Injuries are taking their toll on the event, which is new to the Olympics this year. Gold medal favorite Mark McMorris of Canada crashed on a rail in the X Games slopestyle final last month, breaking a rib.
He said Sunday that he's on a "good road to recovery" just eight days since the injury. ... "Just trying to get as good as I can before we start the madness."
In the release, Olympic doctor Ellen Moen said Horgmo's fracture is "uncomplicated" but that it would be impossible to train and compete with the injury.
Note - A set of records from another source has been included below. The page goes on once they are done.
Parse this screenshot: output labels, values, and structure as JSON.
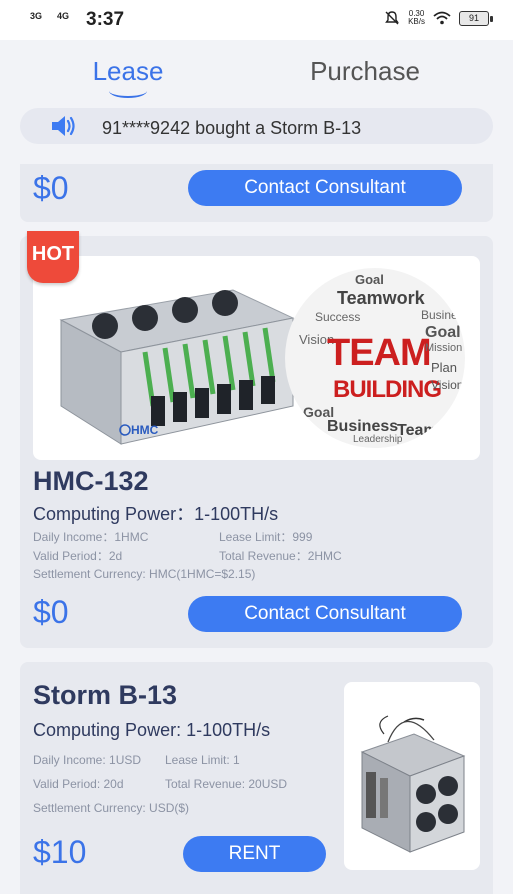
{
  "status_bar": {
    "network_1": "3G",
    "network_2": "4G",
    "time": "3:37",
    "speed_value": "0.30",
    "speed_unit": "KB/s",
    "battery": "91"
  },
  "tabs": [
    {
      "label": "Lease",
      "active": true
    },
    {
      "label": "Purchase",
      "active": false
    }
  ],
  "notice": {
    "icon": "speaker-icon",
    "text": "91****9242 bought a Storm B-13"
  },
  "products": [
    {
      "price": "$0",
      "button_label": "Contact Consultant"
    },
    {
      "badge": "HOT",
      "name": "HMC-132",
      "computing_power": "Computing Power：1-100TH/s",
      "daily_income": "Daily Income：1HMC",
      "lease_limit": "Lease Limit：999",
      "valid_period": "Valid Period：2d",
      "total_revenue": "Total Revenue：2HMC",
      "settlement_currency": "Settlement Currency: HMC(1HMC=$2.15)",
      "price": "$0",
      "button_label": "Contact Consultant",
      "image_text": {
        "brand": "HMC",
        "team": "TEAM",
        "building": "BUILDING",
        "words": [
          "Goal",
          "Teamwork",
          "Plan",
          "Success",
          "Vision",
          "Business",
          "Team",
          "Leadership",
          "Mission"
        ]
      }
    },
    {
      "name": "Storm B-13",
      "computing_power": "Computing Power: 1-100TH/s",
      "daily_income": "Daily Income: 1USD",
      "lease_limit": "Lease Limit: 1",
      "valid_period": "Valid Period: 20d",
      "total_revenue": "Total Revenue: 20USD",
      "settlement_currency": "Settlement Currency: USD($)",
      "price": "$10",
      "button_label": "RENT"
    }
  ],
  "colors": {
    "accent": "#3d7bf2",
    "price": "#3b73e8",
    "title": "#2f3a5f",
    "hot_badge": "#ee4a3a",
    "card_bg": "#e7e9ef"
  }
}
Moen said Horgmo, who said he's eager to get back on the board and "have fun" again, also suffered a concussion; the press office said he would not be available to speak publicly Monday.
Horgmo fell on a rail at the top of the slopestyle course and was treated at the scene and taken to the hospital by ambulance.
"I saw that he fell over the rail and trashed pretty hard," said teammate Staale Sandbech, who calls Horgmo a tough Viking. "He tried a really hard trick (switch hardway backside 270), probably the hardest trick you'll see all day. He was transferring from one jump to another rail."
International ski federation official Roberto Moresi, the assistant snowboard race director at Sochi, told The Associated Press that organizers had responded to feedback from the athletes and were trimming some jumps at the top of the course "in order to make it more smooth."
Moresi said the course wasn't a factor in Horgmo's crash, saying it happened because "he was just trying a really hard trick."
The injury at the Rosa Khutor Extreme Park came during training, a time for athletes to test the course. Canada's Sebastien Toutant said of the course: "It's all right. It's big. I think they need to work on the jumps a bit but it's all right. We will keep riding it."
Asked about safety on the course's jumps, Toutant added: "They definitely have the slope. We have big air time, but it's air time dropping down. It is like jumping out of a building. I should put on my Canadian flying squirrel suit."